A leitura de 'Anarquismo' de Woodcock oferece oportunidade para refletir-se sobre a história persistentemente trágica da presença no mundo dos ideais de esquerda, que não se inicia, mas se torna mais intensa, com a Revolução Francesa. Ali se percebe que o conceito de húbris, em princípio responsável pelo desdém do marxismo pelas ambições do anarquismo, deriva na verdade da pouca confiança de alguns pensadores da esquerda no potencial do intelecto humano enquanto traço universal da espécie, o que se reflete naturalmente sobre eles próprios e termina por induzi-los a justificarem a adoção, em suas estratégias de combate à opressão, da opressão ela mesma ou dos comportamentos e ideias que a determinam no sistema opressivo que acreditam combater. Em face do anarquismo o marxismo pode ser definido como artifício do desespero, emulação por certo irrefletida e infernal, mas bem-intencionada, do quanto ambos mais desprezam.

Woodcock concentra-se mais na dimensão política, essa de que por vezes se presume ser possível falar sem o concurso ostensivo da dimensão econômica, hipótese que a exaustiva e obsessiva descrição feita por Marx da dinâmica do 'capital' descarta. Entretanto a compreensão da economia falha em prover o suficiente para a sociedade metamorfosear-se sem que uma terceira dimensão, a intelectiva, seja aplicada à identificação e à análise da raiz evidente de nosso purgatório social e assim construir o sentimento indissolvível de vexame e repúdio por permanecermos há tanto tempo nele.
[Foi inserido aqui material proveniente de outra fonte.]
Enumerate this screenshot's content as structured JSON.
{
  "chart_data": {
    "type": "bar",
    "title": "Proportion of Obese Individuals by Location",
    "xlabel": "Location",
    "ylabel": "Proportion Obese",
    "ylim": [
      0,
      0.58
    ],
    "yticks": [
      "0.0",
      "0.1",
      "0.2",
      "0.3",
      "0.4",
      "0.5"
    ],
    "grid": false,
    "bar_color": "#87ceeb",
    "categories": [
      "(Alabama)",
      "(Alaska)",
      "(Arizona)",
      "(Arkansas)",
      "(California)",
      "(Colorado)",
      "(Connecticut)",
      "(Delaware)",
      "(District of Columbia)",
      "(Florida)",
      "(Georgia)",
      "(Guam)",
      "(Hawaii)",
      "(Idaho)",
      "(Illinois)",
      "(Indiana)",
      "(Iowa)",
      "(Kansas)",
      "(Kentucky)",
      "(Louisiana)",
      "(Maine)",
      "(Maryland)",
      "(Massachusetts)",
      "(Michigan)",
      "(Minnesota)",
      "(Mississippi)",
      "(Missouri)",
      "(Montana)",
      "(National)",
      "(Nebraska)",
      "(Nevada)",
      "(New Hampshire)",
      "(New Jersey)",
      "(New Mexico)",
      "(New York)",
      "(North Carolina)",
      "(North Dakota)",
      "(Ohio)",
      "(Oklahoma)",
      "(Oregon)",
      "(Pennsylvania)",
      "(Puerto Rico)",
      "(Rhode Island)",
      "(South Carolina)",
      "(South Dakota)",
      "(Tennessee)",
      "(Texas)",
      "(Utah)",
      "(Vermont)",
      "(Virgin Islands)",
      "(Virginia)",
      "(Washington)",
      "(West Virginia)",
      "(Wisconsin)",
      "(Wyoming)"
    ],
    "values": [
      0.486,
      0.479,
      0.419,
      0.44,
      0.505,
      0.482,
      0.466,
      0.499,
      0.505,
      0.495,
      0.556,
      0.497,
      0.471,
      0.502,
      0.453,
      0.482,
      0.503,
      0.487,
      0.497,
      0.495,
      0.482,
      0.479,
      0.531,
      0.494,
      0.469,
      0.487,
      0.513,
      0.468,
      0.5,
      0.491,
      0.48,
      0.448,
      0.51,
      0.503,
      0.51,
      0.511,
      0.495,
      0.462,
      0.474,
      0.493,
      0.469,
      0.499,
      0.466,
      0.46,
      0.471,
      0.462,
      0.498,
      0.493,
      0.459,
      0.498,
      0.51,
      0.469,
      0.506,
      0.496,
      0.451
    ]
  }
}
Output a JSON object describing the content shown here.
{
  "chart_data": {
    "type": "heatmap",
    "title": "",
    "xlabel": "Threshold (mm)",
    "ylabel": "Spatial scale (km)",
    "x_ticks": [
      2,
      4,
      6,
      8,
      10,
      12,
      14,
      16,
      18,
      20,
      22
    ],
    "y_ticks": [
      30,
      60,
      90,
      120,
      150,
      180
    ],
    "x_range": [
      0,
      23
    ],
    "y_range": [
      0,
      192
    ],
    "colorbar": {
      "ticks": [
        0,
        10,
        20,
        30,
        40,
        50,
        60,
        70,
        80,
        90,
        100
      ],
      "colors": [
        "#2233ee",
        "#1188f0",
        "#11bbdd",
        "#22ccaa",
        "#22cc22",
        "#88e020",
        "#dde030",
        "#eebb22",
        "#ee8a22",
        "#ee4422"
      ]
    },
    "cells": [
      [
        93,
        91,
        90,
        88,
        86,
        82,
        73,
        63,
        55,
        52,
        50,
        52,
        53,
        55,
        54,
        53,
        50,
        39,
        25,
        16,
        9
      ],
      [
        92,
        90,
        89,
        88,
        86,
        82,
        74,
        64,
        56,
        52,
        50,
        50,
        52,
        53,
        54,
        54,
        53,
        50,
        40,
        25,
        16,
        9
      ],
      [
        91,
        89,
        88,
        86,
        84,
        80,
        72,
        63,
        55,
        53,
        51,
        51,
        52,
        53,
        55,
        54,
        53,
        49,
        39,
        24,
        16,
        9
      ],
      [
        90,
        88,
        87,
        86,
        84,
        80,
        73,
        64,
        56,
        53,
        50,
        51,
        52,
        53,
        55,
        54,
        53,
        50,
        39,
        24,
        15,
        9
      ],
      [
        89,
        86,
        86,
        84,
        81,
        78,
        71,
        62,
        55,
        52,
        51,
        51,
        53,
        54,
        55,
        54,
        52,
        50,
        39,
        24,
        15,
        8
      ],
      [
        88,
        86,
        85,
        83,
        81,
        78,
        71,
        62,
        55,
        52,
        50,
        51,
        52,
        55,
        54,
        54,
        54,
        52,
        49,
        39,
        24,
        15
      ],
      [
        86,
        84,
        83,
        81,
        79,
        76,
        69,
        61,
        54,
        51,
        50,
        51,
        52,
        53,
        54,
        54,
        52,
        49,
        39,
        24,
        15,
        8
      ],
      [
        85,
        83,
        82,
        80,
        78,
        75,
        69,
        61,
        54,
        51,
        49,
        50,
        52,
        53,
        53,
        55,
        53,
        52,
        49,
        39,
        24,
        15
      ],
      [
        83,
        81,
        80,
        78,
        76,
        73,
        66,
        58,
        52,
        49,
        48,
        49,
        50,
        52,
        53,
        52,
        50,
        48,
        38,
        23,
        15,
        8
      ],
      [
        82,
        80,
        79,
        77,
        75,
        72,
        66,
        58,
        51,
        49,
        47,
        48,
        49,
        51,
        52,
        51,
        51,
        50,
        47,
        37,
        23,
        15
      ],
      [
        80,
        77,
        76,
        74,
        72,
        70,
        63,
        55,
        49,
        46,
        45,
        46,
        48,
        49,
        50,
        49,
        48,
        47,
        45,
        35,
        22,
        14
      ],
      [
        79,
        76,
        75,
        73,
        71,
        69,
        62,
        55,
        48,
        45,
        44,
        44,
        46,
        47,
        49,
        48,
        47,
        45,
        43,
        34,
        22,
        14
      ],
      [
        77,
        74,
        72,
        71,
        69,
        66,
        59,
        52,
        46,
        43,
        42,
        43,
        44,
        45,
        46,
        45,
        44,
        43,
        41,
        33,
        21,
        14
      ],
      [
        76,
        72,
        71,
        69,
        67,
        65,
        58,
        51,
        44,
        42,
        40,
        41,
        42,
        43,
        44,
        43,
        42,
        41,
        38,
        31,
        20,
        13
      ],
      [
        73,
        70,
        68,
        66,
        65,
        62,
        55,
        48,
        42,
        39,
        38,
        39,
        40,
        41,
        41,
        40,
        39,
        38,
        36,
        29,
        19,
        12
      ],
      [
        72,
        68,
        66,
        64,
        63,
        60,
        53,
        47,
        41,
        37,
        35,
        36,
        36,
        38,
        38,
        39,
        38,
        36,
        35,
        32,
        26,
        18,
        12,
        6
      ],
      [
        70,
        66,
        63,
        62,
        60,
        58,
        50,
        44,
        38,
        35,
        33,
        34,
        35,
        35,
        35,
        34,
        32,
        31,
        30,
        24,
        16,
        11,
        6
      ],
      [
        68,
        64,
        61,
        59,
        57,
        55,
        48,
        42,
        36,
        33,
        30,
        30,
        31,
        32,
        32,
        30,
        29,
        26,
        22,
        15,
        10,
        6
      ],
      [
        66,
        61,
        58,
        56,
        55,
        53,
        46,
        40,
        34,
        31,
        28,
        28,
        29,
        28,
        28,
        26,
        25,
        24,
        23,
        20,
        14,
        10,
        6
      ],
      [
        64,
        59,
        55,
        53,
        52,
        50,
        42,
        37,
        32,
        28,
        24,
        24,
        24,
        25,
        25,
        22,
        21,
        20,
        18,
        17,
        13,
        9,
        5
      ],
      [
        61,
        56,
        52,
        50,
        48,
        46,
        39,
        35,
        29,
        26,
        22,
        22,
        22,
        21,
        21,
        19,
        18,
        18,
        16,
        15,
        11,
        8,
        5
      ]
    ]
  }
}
A certeza de ser a noção de dinheiro a responsável por todas as nossas misérias, longe de consensual, tem sido também inefetiva no provimento do necessário para nos envergonharmos da trágica distribuição da riqueza (que por definição é tudo quanto o trabalho é capaz de produzir). Apesar de em boa medida comprometidas com a História, grande parte das visões envolvendo o papel do dinheiro no nosso contrato social é insuficiente para suscitar algo além da falsa impressão de ser possível usá-lo - e mesmo de já ter sido usado - de algum modo indiscutivelmente justo.

Mas se não foi possível para Woodcock - por quaisquer razões - discutir em profundidade, em 'Anarquismo', esse aspecto estrutural do Estado sob que vivemos e temos vivido há milênios, é certo que em muitas de suas passagens o leitor achará vestígios do que o levará, se de fato interessado e persistente, a empreender por si próprio essa discussão. Afinal uma das virtudes desse livro seria a de mostrar que, se possui uma húbris, até nisso o anarquismo é pura e boa subversão: pois só por modéstia, tendo por oriente a moderação, poderá a capacidade intelectiva humana, paradoxalmente, vangloriar-se do que faz (ou fará) no mundo ao seu redor. Paradoxo antigo, de qualquer modo.